On the other hand, the New Zealand Dollar has weakened following poor Business NZ Purchasing Managers’ Index (PMI) data for May. The data showed a decline in factory activity to 47.2 from the previous release of 48.8, revised down from 48.9. Any figure below the 50.0 threshold indicates contraction in activity. NZD/USD is facing selling pressure above 0.6200 while trying to break out of an Inverted Head and Shoulder chart pattern on a daily timeframe.

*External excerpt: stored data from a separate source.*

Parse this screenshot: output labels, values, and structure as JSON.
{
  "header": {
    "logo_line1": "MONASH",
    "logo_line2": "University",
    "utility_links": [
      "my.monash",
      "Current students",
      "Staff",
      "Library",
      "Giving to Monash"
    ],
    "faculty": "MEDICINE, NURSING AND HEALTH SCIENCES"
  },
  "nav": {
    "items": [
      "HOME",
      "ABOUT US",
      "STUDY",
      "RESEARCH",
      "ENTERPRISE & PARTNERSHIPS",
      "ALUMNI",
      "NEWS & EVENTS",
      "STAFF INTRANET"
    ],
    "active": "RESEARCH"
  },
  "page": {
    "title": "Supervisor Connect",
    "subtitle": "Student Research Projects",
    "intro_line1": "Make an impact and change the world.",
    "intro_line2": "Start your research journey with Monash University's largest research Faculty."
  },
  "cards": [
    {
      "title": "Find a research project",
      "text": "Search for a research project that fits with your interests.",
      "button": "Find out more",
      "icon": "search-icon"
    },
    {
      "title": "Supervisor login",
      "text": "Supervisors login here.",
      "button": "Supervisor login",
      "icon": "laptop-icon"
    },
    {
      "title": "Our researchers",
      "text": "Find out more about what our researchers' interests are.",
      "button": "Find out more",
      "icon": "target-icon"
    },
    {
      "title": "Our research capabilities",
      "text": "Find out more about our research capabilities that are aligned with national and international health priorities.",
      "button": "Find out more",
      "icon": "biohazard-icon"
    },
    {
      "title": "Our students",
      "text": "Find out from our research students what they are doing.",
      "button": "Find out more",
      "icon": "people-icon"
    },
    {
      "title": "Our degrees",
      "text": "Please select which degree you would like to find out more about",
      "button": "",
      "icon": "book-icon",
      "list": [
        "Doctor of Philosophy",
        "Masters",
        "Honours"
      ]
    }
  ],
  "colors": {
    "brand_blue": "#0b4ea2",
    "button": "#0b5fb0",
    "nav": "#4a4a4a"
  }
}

The neckline for this pattern is around 0.6215, with the asset hovering slightly below the 20-day Exponential Moving Average (EMA) near 0.6130.
The 14-period Relative Strength Index (RSI) indicates that the upside momentum has faded, falling back into the 40.00-60.00 range. A further downside could be expected if the asset breaks below the April 4 high of 0.6050, leading it towards the psychological support level of 0.6000 and the April 25 high at 0.5969. Alternatively, a reversal move above the June 12 high of 0.6222 could expose the asset to the January 15 high near 0.6250, followed by the January 12 high near 0.6280.
In conclusion, the NZD/USD pair has experienced a decline to 0.6130 due to the Fed’s hawkish outlook and the strengthening US Dollar. Market mood has been affected, with a decrease in risk appetite observed. The New Zealand Dollar has weakened following poor economic data, and the asset is facing selling pressure as it tries to break out of an Inverted Head and Shoulder chart pattern. Traders should keep an eye on key support and resistance levels for potential trading opportunities.